WASHINGTON — If you spent all of Sunday watching football, you may have missed two of the most improbable comebacks in recent MLB history. Baseball is a game of probabilities and percentages. Play the right…
WASHINGTON — If you spent all of Sunday watching football, you may have missed two of the most improbable comebacks in recent MLB history.
Baseball is a game of probabilities and percentages. Play the right odds enough over the course of nine innings 162 times and things will generally tilt in your favor. But within the context of one game, anything can happen. Even if the odds of such a thing are just a couple tenths of 1 percent.
Just ask the Mets and Astros, who each trailed by three runs on Sunday, on the road, with no runners on and two outs in the ninth inning. Both teams executed near-impossible rallies — made even more spectacular and unbelievable by the ways in which they almost didn’t happen — to win.

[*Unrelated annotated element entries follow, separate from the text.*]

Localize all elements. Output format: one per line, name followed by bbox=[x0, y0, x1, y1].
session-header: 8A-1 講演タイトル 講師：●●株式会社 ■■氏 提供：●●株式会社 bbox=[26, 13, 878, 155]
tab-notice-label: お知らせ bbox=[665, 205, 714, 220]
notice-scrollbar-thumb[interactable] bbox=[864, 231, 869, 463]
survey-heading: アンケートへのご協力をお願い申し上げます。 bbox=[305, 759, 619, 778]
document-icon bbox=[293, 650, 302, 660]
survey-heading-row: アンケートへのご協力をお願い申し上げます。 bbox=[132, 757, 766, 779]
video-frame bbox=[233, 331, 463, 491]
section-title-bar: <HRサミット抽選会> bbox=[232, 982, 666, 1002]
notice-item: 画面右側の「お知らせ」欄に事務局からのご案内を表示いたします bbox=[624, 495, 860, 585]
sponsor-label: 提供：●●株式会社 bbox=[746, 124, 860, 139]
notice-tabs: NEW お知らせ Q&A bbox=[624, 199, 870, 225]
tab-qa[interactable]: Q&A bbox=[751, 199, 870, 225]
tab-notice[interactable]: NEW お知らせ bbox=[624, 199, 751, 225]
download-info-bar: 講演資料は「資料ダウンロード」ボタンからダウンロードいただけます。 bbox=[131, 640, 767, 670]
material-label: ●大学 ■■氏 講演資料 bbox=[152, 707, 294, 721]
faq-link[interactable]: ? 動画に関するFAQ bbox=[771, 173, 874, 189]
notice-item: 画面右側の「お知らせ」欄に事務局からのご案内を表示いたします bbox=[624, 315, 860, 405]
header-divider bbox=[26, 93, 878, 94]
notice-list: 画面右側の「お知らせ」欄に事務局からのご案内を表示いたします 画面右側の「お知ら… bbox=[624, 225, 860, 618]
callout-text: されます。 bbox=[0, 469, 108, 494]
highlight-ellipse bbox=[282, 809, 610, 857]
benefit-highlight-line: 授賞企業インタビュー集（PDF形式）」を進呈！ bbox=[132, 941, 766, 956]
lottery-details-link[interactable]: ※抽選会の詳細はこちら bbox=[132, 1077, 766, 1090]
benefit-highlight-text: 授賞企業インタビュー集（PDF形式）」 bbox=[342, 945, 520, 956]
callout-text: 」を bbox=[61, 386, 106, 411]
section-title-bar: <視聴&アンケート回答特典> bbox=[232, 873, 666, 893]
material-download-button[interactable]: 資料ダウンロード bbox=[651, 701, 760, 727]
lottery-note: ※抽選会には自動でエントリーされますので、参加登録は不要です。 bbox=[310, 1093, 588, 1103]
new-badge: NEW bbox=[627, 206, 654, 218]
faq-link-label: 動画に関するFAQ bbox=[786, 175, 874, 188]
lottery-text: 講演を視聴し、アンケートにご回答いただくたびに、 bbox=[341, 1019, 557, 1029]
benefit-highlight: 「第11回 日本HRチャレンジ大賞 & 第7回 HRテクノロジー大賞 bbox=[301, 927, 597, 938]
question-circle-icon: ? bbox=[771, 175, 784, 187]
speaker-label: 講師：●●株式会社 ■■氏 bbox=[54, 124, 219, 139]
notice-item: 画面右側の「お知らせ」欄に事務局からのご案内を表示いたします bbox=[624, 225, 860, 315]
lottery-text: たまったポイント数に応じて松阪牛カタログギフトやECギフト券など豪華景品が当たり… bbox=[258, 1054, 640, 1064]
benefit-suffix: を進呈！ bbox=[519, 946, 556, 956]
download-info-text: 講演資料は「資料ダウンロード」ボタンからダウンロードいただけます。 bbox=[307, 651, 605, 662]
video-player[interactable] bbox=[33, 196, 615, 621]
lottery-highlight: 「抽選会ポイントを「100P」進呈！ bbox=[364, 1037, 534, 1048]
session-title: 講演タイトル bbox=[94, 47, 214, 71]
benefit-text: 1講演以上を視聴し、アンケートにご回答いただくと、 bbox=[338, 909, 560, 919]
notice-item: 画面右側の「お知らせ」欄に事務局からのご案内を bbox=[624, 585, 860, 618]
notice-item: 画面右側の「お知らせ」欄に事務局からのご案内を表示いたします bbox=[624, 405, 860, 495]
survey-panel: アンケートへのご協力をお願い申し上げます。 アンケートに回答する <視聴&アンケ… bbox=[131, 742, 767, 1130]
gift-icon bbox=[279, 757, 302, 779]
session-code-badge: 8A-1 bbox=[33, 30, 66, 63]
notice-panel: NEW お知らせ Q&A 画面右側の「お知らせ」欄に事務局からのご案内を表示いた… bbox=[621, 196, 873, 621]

In Atlanta, the Mets entered the ninth trailing 7-4, and the first two batters struck out. At that point, their win probability rested at 0.2 percent.
On a 1-2 pitch, Juan Lagares floated a fly ball to the right-center field gap and Cameron Maybin laid out in a full dive, the ball dropping into the webbing of his mitt momentarily before popping out as he crashed to the ground, allowing Lagares to reach with a double. Curtis Granderson then walked to bring up Daniel Murphy as the tying run, and on an 0-1 count, he delivered the game-tying blast.

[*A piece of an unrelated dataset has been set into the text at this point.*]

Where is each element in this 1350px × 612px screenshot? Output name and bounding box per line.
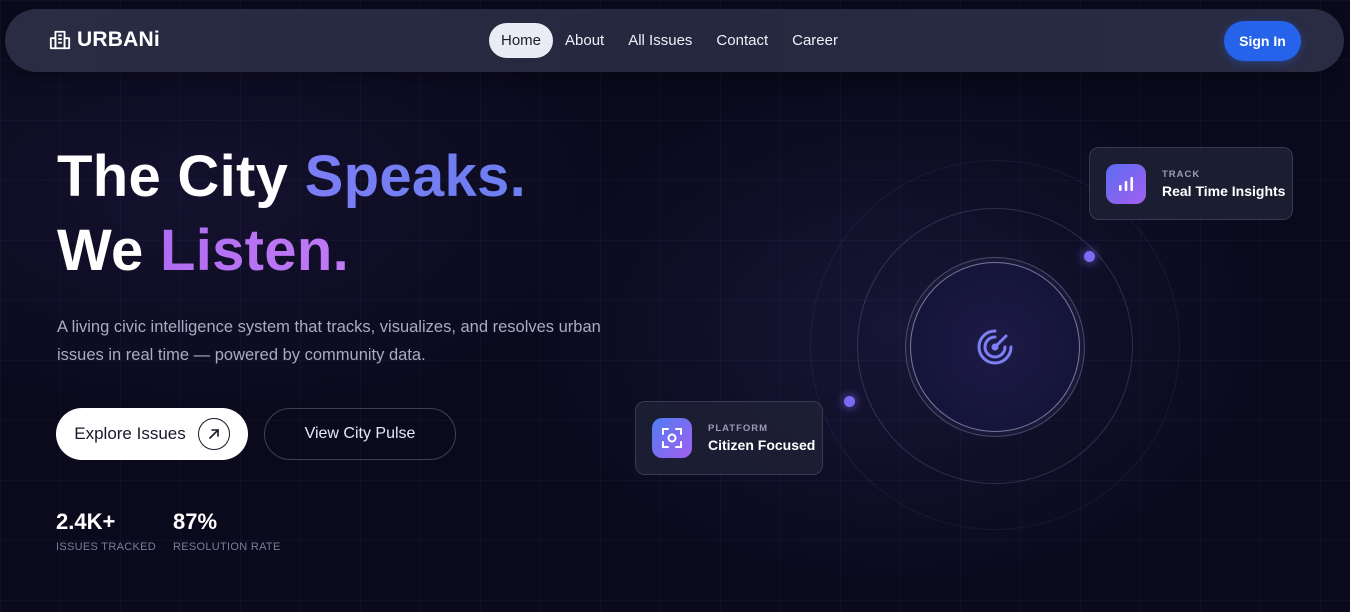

The Mets went on to score three more in the 10th, also all with two out, to win 10-7.
Not to be outdone, the Astros trailed the Los Angeles Angels 3-0 heading to the ninth and quickly made the first two outs as well. That left their win probability at a robust 0.3 percent, on the verge of a devastating three-game sweep.
With Preston Tucker facing a 1-2 count against Los Angeles closer Huston Street, who had closed out a pair of 3-2 wins already this weekend, Tucker blasted a solo shot out to right field. George Springer then fell in an 0-2 hole before poking a ball to right field, just out of the reach of a diving Kole Calhoun, wheeling around for a triple. He was followed by Jose Altuve, who lined the first pitch into left field for an RBI single to make it a 3-2 game. That brought up Carlos Correa, who hit a hot shot up the middle snagged by second baseman Taylor Featherston, who popped to his feet to make the throw to first, only to find the ball stuck in the webbing of his mitt and no play to be made.
So up stepped Jed Lawrie as a pinch-hitter. And on a 2-1 count, he lofted a ball high and deep toward the low wall in the right-field corner in Anaheim. Calhoun, in place to redeem himself for his near miss, ranged over toward the foul pole and appeared to have a play on the ball. But he mistimed his leap, the ball dropping into the stands for a go-ahead, three-run home run.
The Astros would close out the bottom of the ninth for a 5-3 win, showing why Yogi Berra’s self-evident idiom still applies best to baseball. It ain’t over till it’s over.